Late Indian Summer
2 November 2014
It’s been a hectic week. It was bliss to get to Dorset and to finish a long day of meetings on Thursday, and collect Charlie on the late afternoon train, and get home to the Parsonage.
We’d made a plan on Friday to pop down to Lyme Regis for lunch. Regular readers of the blog will know that I love Lyme – and it’s the best thing at the moment seeing places that I love through new eyes. We had a delicious lunch in the tiny glazed room perched high over the town that is Hix’s Oyster and Fish House. The afternoon was incredibly warm and we went for a walk down to the Cobb and the beach.
It was appropriate, given all the commentary on last week’s blog about beaches, which I am sure was intended to be purely tongue-in-cheek and suddenly started to get serious for some reason… to see lots and lots of happy bathers swimming in the sea on October 31st. Insane.
The waves on the Cobb were stormy, but the warm air was balmy.
In the harbour people were fishing for crabs:
And on the beach were intrepid swimmers who seemed perfectly happy to be frolicking about in the waves:
It was time to get buried in the sand,
or to sit and watch the world go by,
or build extraordinary sandcastles…
(incidentally I could devote a whole blog to how much I adore sandcastles)…
…or to dig an enormous hole.
I haven’t seen such a happy beach scene for years. I think everyone was completely amazed by the day… a gift from heaven.
And sitting having your glass of wine with your collies outside the most beautiful little Regency cottages on the seafront would be about as close to heaven as I imagine it was possible to get on Friday afternoon.
I love Lyme’s perfect combination of Georgian streets and seaside charm; like a softer, smaller version of Weymouth, which I wrote about this summer.
Some of the great delights of Lyme are to be found in the quiet back streets. It’s the perfect town.
We got home just in time. Friday night was committee night of the village social club, which started at 6.30, as planned, in our kitchen, but I think ended at about midnight. It has been known, from time to time, that the committee meetings are even more riotous than the social club nights, and this was no exception.
On Saturday, after a beautiful morning, the weather began to turn. We went for a fine walk across the hills that afternoon. Autumn is here.
This morning, we went down to the Goodwin’s.

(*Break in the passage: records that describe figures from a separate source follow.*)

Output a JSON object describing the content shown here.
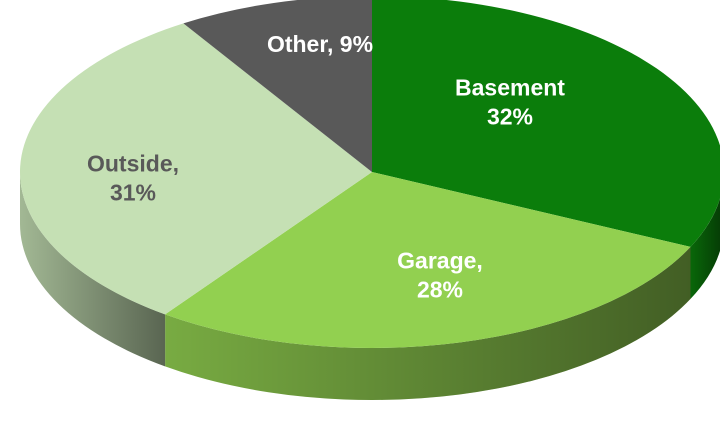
{
  "chart_data": {
    "type": "pie",
    "values": [
      32,
      28,
      31,
      9
    ],
    "value_labels": [
      [
        "Basement",
        "32%"
      ],
      [
        "Garage,",
        "28%"
      ],
      [
        "Outside,",
        "31%"
      ],
      [
        "Other, 9%"
      ]
    ],
    "colors": [
      "#0b7d0b",
      "#92d050",
      "#c5e0b4",
      "#595959"
    ]
  }
}
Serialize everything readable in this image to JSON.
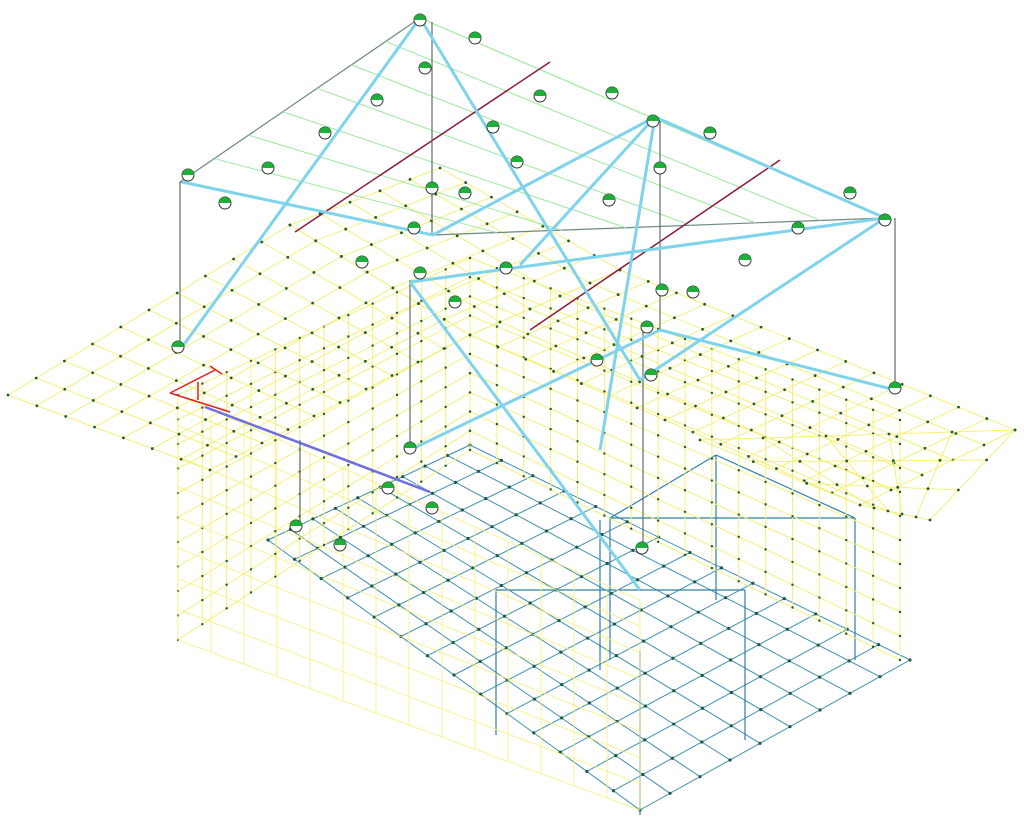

If you followed the link to the little blog about Weymouth this summer, you’ll have seen their house the weekend that they moved in this summer. I’m sure they won’t mind if I show you a few sneaky views snapped on my phone.
The Goodwins take my breath away. I’m not sure I’ve ever known anyone who can create a more settled, timeless feeling in a house in so short a time. It’s a fine line between chaos and heaven. Their interiors are amazing; like an extraordinary fantastic creation that you can’t quite believe. Everything has been here for just a matter of weeks. Do you see what I mean?
The Valley was startlingly beautiful in the grey autumn light.
We walked back and I noticed, for the first time, that trees are suddenly completely bare. Isn’t strange how just when you are ready for a change of season, it is here? The sea, sand and sunshine in Lyme was magical, but I will admit I’ve been missing autumn a little bit. I’m sitting writing by the fire, with just the noise of the flickering flames, and it feels as if the year is spinning to its end soon, and I haven’t been happier for ages.